Parents with college age children often face a dilemma: should we allow our kids to apply for a credit card of their own? If yes, what if they become irresponsible and rack up credit card debt? These are the legitimate concerns parents should have.
On one hand, young adults need to build their own credit history. With good, established credit history young adults could get favorable financial treatment when someday down the road they need to apply for loans to purchase a house or a car, or rent an apartment of their own. Therefore, it is beneficial for college students to have their own credit cards and build good credit scores by using them responsibly and pay the credit card companies in full and on time every month.
On the other hand, some of these students are still in their teen years, and the freedom of having a credit card to use is too tempting. It is not uncommon for college students to abuse credit cards and accumulate debts that they may hide from their parents, causing financial damages to themselves and their parents.
So, after stating the pros and cons of giving college students a credit card of their own, what can parents do?
This advisor thinks that there are several steps which parents can do to maximize the benefits of letting your college age kids have their own credit cards while minimize its potential financial harms.
As a parent, you need to start fostering good financial habits of your children early, specifically, the habits of budgeting and spending within their means. Talk to your teenage children about financial responsibility and the harm of abusing credit cards long before you allow them to have one.
If you are still not confident about your children’s ability to handle their personal finance, alternatively, during their freshman and sophomore years you can give them debit cards to use. That way, you can monitor their spending while teach them how to spend responsibly.
Another option of giving your college students a chance of building their credit history is for parents to add them as authorized users of parents’ credit cards. But, parents be aware, you are ultimately responsible if your children rack up large credit card debt. So parents need to think it through before adding your kids as authorized users.
If your kids demonstrate financial responsibility during his or her freshman and sophomore years in college, then you can decide if they can apply for their own credit cards in junior or senior year.

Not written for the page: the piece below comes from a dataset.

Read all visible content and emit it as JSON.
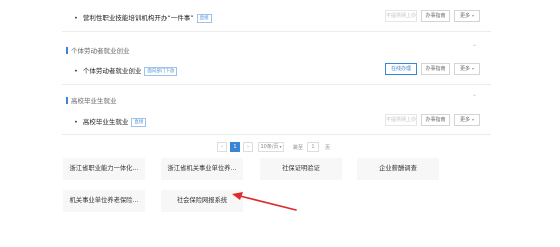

One kind of credit cards students and parents may consider is so called secured credit cards. These cards can be ideal for college students who have no credit history or income. These cards are secured with a cash deposit, i.e. $300 or $500, from the card owner. Other than that, it works like a regular credit card. This kind of card is not a debit card. The cash deposit serves as a backup, not a payment for the card owner’s credit card bill. Students still need to pay their monthly credit card bill on time.
Ultimately, it is parents’ responsibility to know their children well and provide continuing guidance and supervision throughout their children’s college years in order for the kids to reap the benefits of building good credit history in college.